= Judge Karen =

American reality court television series

Logo from 2008 show

Judge Karen is an American arbitration-based reality court show that aired in first-run syndication and ran for one season, during the 2008–09 television period. The series debuted on September 8, 2008, in 48 of the top 50 U.S. markets.

==Format==

As with other court shows, such as The People's Court and Judge Judy, a former judge presides over small claims court cases as an arbitrator. On this show, the arbitration judge is Karen Mills-Francis, an African-American woman twice elected Miami-Dade County Court judge, who proclaims that "Justice isn't always black and white". A trademark of the series, Mills-Francis did not don the traditional black judicial robe, but rather a burgundy red robe. The introductory sequence displayed her presiding over cases, with the announcer narrating, "She's tough, she's fair, and she cares". The show was produced and distributed by Sony Pictures Television. Chris Gallo was the court show's bailiff during its run. The show was filmed at the Chelsea Studios in New York City.

To distinguish itself from other shows in the then crowded court show field, Mills-Francis permitted litigants to cross-examine witnesses on Judge Karen. Moreover, the series featured a segment at the end of each episode in which Mills-Francis answered videotaped questions from viewers. This segment was entitled "Ask Judge Karen".

It was announced on January 10, 2009, that Judge Karen would not be renewed for a second season. Reruns were subsequently televised on BET and TV One.

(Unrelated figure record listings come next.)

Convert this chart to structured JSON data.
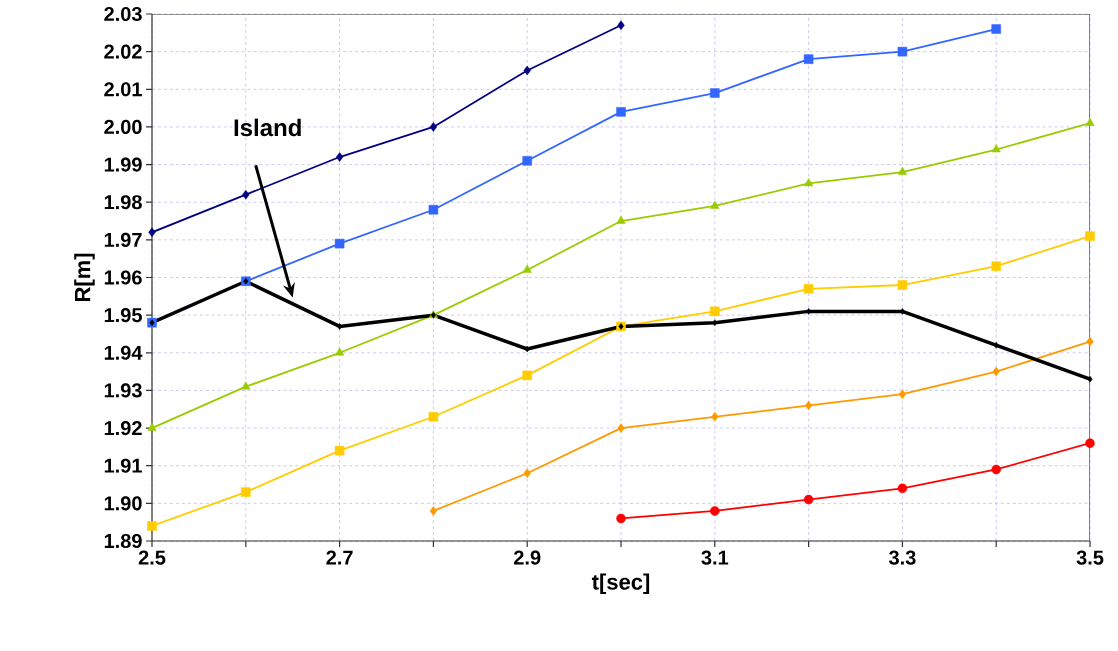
{
  "chart_data": {
    "type": "line",
    "xlabel": "t[sec]",
    "ylabel": "R[m]",
    "x": [
      2.5,
      2.6,
      2.7,
      2.8,
      2.9,
      3.0,
      3.1,
      3.2,
      3.3,
      3.4,
      3.5
    ],
    "series": [
      {
        "color": "#000080",
        "marker": "diamond",
        "values": [
          1.972,
          1.982,
          1.992,
          2.0,
          2.015,
          2.027,
          null,
          null,
          null,
          null,
          null
        ]
      },
      {
        "color": "#3366ff",
        "marker": "square",
        "values": [
          1.948,
          1.959,
          1.969,
          1.978,
          1.991,
          2.004,
          2.009,
          2.018,
          2.02,
          2.026,
          null
        ]
      },
      {
        "color": "#99cc00",
        "marker": "triangle",
        "values": [
          1.92,
          1.931,
          1.94,
          1.95,
          1.962,
          1.975,
          1.979,
          1.985,
          1.988,
          1.994,
          2.001
        ]
      },
      {
        "color": "#ffcc00",
        "marker": "square",
        "values": [
          1.894,
          1.903,
          1.914,
          1.923,
          1.934,
          1.947,
          1.951,
          1.957,
          1.958,
          1.963,
          1.971
        ]
      },
      {
        "color": "#ff9900",
        "marker": "diamond",
        "values": [
          null,
          null,
          null,
          1.898,
          1.908,
          1.92,
          1.923,
          1.926,
          1.929,
          1.935,
          1.943
        ]
      },
      {
        "color": "#ff0000",
        "marker": "circle",
        "values": [
          null,
          null,
          null,
          null,
          null,
          1.896,
          1.898,
          1.901,
          1.904,
          1.909,
          1.916
        ]
      },
      {
        "color": "#000000",
        "marker": "diamond",
        "values": [
          1.948,
          1.959,
          1.947,
          1.95,
          1.941,
          1.947,
          1.948,
          1.951,
          1.951,
          1.942,
          1.933
        ]
      }
    ],
    "xlim": [
      2.5,
      3.5
    ],
    "xticks": [
      2.5,
      {
        "value": 2.6,
        "label": null
      },
      2.7,
      {
        "value": 2.8,
        "label": null
      },
      2.9,
      {
        "value": 3.0,
        "label": null
      },
      3.1,
      {
        "value": 3.2,
        "label": null
      },
      3.3,
      {
        "value": 3.4,
        "label": null
      },
      3.5
    ],
    "ylim": [
      1.89,
      2.03
    ],
    "yticks": [
      1.89,
      {
        "value": 1.9,
        "label": "1.90"
      },
      1.91,
      1.92,
      1.93,
      1.94,
      1.95,
      1.96,
      1.97,
      1.98,
      1.99,
      {
        "value": 2.0,
        "label": "2.00"
      },
      2.01,
      2.02,
      2.03
    ],
    "grid": true,
    "line_style": "solid",
    "annotations": [
      {
        "text": "Island",
        "x": 2.65,
        "y": 1.9547
      }
    ]
  }
}
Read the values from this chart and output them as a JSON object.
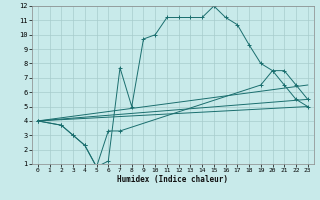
{
  "xlabel": "Humidex (Indice chaleur)",
  "bg_color": "#c8eaea",
  "grid_color": "#a8cccc",
  "line_color": "#1a6e6e",
  "xlim": [
    -0.5,
    23.5
  ],
  "ylim": [
    1,
    12
  ],
  "xticks": [
    0,
    1,
    2,
    3,
    4,
    5,
    6,
    7,
    8,
    9,
    10,
    11,
    12,
    13,
    14,
    15,
    16,
    17,
    18,
    19,
    20,
    21,
    22,
    23
  ],
  "yticks": [
    1,
    2,
    3,
    4,
    5,
    6,
    7,
    8,
    9,
    10,
    11,
    12
  ],
  "line1_x": [
    0,
    2,
    3,
    4,
    5,
    6,
    7,
    8,
    9,
    10,
    11,
    12,
    13,
    14,
    15,
    16,
    17,
    18,
    19,
    20,
    21,
    22,
    23
  ],
  "line1_y": [
    4,
    3.7,
    3,
    2.3,
    0.8,
    1.2,
    7.7,
    5,
    9.7,
    10,
    11.2,
    11.2,
    11.2,
    11.2,
    12,
    11.2,
    10.7,
    9.3,
    8,
    7.5,
    6.5,
    5.5,
    5
  ],
  "line2_x": [
    0,
    2,
    3,
    4,
    5,
    6,
    7,
    19,
    20,
    21,
    22,
    23
  ],
  "line2_y": [
    4,
    3.7,
    3,
    2.3,
    0.8,
    3.3,
    3.3,
    6.5,
    7.5,
    7.5,
    6.5,
    5.5
  ],
  "line3_x": [
    0,
    23
  ],
  "line3_y": [
    4,
    5.0
  ],
  "line4_x": [
    0,
    23
  ],
  "line4_y": [
    4,
    6.5
  ],
  "line5_x": [
    0,
    23
  ],
  "line5_y": [
    4,
    5.5
  ]
}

===Influence of Karen's unconventional judge's robe color===
Judy Sheindlin, of the hit courtroom series Judge Judy, has abandoned the traditionally black judge's robe in favor of a burgundy red colored judicial robe for her spin-off streaming series, Judy Justice. The move roots back to the 2008-2009 television series Judge Karen where Mills-Francis debuted the unconventional burgundy colored judge's robe.

== Spin-offs of Judge Karen ==
===Judge Karen's Court (2010–11)===
On November 16, 2009, Litton Entertainment announced that they would be returning Mills-Francis to the air with Judge Karen's Court. Like its predecessor, Mills-Francis returned the unconventionally colored burgundy judge's robe. The show premiered Monday, September 20, 2010, and in many markets took the place of the cancelled Street Court (which Litton had also produced). Despite reports that the show was doing well and had been renewed for a second season in 2011, Judge Karen's Court—like Judge Karen—was axed after one season.

===Supreme Justice with Judge Karen (2013–present)===
In November 2012, Entertainment Studios announced that they would be launching their fourth court show, Supreme Justice with Judge Karen, in fall 2013 (currently still in production as of 2024). Notably quitting her use of nontraditionally-colored burgundy judicial robes, Mills-Francis is seen in a traditionally black colored judicial robe in her current series. Entertainment Studios also produces the court shows America's Court with Judge Ross, We the People with Gloria Allred, Justice for All with Judge Cristina Perez and Justice with Judge Mablean, all of which use a nontraditional/dramatized court show format.